Discussion Modes
TutorQ supports six teaching modes that adapt the AI's behavior to match how the student wants to learn.
Modes Overview
| Mode | Voice | Best For |
|---|---|---|
| Explain | matthew | Direct concept explanation from course material |
| Debate | gregory | Socratic dialogue — challenges student's thinking |
| Quiz | stephen | Tests knowledge, gives feedback on answers |
| Review | matthew | Reviews student's answer, explains what went wrong |
| Practice | matthew | Step-by-step problem solving with hints |
| Guided Reading | tiffany | Directs students to read the text, builds critical analysis |
Explain Mode
The AI explains concepts directly from the course material. Best when students need clear, concise answers.
Behavior:
- Gives the correct answer first, then explains why
- Uses the course material as source of truth
- Keeps responses short (2-3 sentences) for voice
- Uses exam hacks and shortcuts when available
Example interaction:
Student: "What causes glaucoma?"
AI: "Glaucoma is caused by damage to the optic nerve, usually from elevated intraocular pressure. The course material explains that this happens when the aqueous humor can't drain properly through the trabecular meshwork."
Debate Mode
Socratic dialogue that challenges the student to think critically. The AI doesn't give answers — it asks probing questions.
Behavior:
- Uses "What if..." and "Why do you think..." questions
- Challenges assumptions
- Guides the student to discover the answer themselves
- Gives hints when the student is stuck
Example interaction:
Student: "I think glaucoma only affects old people."
AI: "Interesting assumption. What about congenital glaucoma — what age group does that affect? And what about secondary glaucoma from trauma?"
Quiz Mode
Tests the student's knowledge with questions and gives clear feedback.
Behavior:
- Asks one question at a time
- Gives clear feedback: "Correct!" or "Not quite, the answer is X because..."
- Adjusts difficulty based on performance
Review Mode
Reviews a student's answer to a specific question. Used after a student attempts a practice problem.
Behavior:
- States clearly if they were right or wrong
- Explains the correct approach using the verified solution
- Identifies where they went wrong
- Encouraging but accurate
Practice Mode
Guides the student through solving a problem step by step.
Behavior:
- Breaks the solution into steps
- Gives hints, not answers
- Celebrates correct steps: "Good! Now..."
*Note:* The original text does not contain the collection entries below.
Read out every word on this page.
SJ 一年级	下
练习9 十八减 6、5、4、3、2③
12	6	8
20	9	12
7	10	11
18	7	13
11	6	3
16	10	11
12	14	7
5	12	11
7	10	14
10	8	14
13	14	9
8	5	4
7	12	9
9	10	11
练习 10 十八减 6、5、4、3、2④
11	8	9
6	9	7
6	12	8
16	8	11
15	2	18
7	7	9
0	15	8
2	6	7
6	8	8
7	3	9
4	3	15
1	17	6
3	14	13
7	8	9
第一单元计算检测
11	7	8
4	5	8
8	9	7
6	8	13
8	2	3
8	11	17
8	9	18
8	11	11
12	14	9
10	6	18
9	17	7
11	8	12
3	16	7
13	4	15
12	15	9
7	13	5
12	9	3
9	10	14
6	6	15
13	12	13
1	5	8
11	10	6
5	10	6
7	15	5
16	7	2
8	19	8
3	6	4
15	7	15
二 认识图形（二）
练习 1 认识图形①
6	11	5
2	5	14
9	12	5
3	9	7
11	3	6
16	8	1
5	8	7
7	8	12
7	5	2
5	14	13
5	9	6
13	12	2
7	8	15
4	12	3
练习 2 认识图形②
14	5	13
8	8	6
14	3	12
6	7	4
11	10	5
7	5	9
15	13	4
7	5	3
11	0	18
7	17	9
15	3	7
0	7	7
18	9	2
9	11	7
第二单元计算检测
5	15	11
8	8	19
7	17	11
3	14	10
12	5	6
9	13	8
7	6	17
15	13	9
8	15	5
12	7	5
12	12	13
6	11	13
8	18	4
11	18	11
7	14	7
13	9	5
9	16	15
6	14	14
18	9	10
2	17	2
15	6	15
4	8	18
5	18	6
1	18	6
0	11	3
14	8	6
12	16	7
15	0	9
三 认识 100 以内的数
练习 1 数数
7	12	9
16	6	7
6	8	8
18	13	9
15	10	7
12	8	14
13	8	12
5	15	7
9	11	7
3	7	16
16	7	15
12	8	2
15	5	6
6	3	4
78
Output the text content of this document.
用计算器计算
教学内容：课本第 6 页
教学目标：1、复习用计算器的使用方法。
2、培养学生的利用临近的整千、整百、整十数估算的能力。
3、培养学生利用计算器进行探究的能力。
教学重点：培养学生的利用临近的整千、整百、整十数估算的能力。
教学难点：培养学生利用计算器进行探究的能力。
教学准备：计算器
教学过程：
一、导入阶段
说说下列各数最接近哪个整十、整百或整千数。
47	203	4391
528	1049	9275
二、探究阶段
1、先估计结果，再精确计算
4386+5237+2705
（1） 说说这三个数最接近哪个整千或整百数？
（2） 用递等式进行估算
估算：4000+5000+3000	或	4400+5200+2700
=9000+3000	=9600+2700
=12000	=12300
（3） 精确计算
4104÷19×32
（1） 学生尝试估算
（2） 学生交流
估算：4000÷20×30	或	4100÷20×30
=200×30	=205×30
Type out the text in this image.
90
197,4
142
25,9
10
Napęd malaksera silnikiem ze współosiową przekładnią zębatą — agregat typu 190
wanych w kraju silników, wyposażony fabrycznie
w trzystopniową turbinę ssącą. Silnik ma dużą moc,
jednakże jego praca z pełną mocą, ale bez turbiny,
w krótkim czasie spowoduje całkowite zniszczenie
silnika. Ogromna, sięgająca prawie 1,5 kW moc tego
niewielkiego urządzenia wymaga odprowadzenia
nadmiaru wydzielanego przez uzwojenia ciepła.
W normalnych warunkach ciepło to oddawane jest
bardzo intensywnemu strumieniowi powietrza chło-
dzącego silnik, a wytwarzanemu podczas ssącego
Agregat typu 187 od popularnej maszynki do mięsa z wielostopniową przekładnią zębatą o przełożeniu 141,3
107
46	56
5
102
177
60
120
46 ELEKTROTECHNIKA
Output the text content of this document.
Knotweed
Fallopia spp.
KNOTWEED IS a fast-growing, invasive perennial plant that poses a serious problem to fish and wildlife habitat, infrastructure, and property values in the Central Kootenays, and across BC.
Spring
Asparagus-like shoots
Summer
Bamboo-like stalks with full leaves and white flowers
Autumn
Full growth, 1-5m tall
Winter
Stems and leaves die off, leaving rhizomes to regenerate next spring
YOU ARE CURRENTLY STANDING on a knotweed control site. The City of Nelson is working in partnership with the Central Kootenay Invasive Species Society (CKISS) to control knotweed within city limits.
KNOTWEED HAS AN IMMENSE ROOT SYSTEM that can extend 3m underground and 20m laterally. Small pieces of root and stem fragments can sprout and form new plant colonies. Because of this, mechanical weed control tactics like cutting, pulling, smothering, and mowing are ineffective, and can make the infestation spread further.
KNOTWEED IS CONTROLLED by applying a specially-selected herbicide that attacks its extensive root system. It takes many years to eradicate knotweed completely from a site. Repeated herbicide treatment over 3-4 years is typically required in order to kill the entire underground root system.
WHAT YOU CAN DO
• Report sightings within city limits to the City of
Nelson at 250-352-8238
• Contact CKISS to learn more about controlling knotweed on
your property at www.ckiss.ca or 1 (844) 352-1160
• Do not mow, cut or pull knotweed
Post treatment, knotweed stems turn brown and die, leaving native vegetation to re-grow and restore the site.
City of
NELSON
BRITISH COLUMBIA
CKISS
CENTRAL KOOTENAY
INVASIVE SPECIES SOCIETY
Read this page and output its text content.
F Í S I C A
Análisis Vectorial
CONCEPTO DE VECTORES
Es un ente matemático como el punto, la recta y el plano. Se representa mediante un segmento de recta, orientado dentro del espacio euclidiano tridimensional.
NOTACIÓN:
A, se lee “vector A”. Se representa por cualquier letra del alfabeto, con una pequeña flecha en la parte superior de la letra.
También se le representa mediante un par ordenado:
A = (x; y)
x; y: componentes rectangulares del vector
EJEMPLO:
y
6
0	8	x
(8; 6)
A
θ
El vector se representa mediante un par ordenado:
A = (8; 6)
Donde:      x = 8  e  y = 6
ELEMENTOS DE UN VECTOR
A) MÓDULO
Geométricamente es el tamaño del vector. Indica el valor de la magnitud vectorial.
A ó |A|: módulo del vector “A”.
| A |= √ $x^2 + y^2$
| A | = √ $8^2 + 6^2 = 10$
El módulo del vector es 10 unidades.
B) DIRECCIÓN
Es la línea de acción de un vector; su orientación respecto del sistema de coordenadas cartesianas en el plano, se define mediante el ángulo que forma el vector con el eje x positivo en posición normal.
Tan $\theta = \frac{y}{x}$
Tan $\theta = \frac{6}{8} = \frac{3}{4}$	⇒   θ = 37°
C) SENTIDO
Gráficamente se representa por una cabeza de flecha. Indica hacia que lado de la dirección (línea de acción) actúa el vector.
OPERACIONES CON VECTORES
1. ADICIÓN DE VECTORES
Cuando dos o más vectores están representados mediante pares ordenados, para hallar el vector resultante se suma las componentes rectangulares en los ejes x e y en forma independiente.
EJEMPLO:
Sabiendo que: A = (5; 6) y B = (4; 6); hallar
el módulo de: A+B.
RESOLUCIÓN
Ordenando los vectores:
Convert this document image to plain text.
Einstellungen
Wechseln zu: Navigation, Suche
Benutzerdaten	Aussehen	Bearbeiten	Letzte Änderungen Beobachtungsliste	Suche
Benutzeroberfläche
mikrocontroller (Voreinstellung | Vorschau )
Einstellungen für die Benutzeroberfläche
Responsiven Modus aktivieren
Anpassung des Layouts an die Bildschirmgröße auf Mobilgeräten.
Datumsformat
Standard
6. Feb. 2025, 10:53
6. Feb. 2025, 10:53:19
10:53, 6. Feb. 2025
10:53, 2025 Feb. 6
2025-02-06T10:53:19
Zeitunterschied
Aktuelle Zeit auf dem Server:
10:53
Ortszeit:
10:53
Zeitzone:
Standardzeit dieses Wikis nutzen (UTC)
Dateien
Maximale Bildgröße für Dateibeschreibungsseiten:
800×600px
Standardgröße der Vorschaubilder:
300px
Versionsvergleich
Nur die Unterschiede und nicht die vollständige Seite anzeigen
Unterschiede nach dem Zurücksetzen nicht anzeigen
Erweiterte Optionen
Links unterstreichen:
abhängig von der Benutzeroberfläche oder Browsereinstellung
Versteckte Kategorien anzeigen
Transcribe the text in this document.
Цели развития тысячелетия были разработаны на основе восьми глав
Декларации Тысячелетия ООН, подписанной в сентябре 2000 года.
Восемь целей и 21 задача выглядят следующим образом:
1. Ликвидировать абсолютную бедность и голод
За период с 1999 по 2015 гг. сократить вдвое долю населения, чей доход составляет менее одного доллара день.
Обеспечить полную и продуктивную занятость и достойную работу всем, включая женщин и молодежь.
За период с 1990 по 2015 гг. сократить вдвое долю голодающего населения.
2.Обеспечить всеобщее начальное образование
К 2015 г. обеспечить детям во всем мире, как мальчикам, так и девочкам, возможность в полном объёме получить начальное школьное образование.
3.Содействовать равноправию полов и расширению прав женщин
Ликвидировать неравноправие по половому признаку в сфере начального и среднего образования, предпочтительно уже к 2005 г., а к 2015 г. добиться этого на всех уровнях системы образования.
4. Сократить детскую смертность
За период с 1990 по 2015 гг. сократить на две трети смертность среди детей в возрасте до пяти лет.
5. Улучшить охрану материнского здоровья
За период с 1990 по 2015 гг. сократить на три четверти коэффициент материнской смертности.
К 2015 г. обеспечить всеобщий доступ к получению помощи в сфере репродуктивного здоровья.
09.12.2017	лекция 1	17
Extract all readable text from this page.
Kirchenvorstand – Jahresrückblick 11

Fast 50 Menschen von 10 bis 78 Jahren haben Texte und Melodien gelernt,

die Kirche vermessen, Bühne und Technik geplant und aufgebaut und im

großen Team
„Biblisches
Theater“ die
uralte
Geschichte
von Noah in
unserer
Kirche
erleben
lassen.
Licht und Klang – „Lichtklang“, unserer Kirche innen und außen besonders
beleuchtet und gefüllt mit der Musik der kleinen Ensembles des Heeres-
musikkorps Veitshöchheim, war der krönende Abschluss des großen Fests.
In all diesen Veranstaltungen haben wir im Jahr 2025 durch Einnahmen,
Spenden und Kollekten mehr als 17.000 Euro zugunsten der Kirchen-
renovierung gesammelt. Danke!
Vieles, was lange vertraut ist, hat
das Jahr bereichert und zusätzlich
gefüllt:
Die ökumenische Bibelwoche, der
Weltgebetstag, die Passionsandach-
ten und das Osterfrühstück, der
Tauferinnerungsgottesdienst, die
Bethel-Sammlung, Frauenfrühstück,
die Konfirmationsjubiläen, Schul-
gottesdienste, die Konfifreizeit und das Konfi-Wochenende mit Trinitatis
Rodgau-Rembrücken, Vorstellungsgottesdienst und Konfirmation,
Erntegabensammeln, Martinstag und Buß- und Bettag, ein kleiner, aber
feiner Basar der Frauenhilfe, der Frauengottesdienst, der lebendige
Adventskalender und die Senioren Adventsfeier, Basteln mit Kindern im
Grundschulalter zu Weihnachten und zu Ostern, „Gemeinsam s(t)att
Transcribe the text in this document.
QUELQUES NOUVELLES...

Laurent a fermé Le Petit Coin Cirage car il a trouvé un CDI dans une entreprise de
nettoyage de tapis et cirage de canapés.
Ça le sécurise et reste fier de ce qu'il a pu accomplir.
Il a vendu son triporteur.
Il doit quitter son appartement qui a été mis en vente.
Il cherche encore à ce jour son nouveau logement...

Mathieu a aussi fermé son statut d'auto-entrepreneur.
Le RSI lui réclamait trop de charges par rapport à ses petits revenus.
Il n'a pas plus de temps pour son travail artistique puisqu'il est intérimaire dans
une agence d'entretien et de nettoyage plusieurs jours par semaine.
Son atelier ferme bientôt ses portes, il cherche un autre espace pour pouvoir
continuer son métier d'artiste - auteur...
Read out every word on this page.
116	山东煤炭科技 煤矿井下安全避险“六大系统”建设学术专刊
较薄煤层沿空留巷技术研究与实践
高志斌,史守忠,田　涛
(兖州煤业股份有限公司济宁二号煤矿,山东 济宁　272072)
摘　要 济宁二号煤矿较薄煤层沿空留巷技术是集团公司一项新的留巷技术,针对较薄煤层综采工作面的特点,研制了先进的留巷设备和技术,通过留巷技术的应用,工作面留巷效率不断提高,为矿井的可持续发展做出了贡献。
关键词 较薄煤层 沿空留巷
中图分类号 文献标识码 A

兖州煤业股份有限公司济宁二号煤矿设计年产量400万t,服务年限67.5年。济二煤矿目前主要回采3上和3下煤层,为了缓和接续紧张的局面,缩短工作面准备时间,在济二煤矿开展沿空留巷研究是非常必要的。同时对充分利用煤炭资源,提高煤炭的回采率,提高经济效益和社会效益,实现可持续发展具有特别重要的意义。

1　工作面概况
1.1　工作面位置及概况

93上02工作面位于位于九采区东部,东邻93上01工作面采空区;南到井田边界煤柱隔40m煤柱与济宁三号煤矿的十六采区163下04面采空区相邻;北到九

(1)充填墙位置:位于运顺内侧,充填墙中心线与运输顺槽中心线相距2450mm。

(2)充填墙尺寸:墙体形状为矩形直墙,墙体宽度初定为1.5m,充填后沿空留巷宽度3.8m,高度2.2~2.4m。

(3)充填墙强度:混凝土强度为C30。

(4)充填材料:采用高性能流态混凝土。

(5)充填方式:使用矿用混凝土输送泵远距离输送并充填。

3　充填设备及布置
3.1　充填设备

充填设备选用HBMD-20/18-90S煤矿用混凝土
- Doesn't make the student guess endlessly
Guided Reading Mode
A literacy-focused mode that directs students to read the actual text rather than summarizing it. See Guided Reading for details.
Selecting Modes
Modes are selected programmatically based on context:
- From a question page:
explain(before answering) orreview(after answering) - From a practice page:
practice - From a course material page:
guided_reading - From general voice chat:
freeform(default)
Each mode uses a different system prompt and can use a different voice to create distinct personas.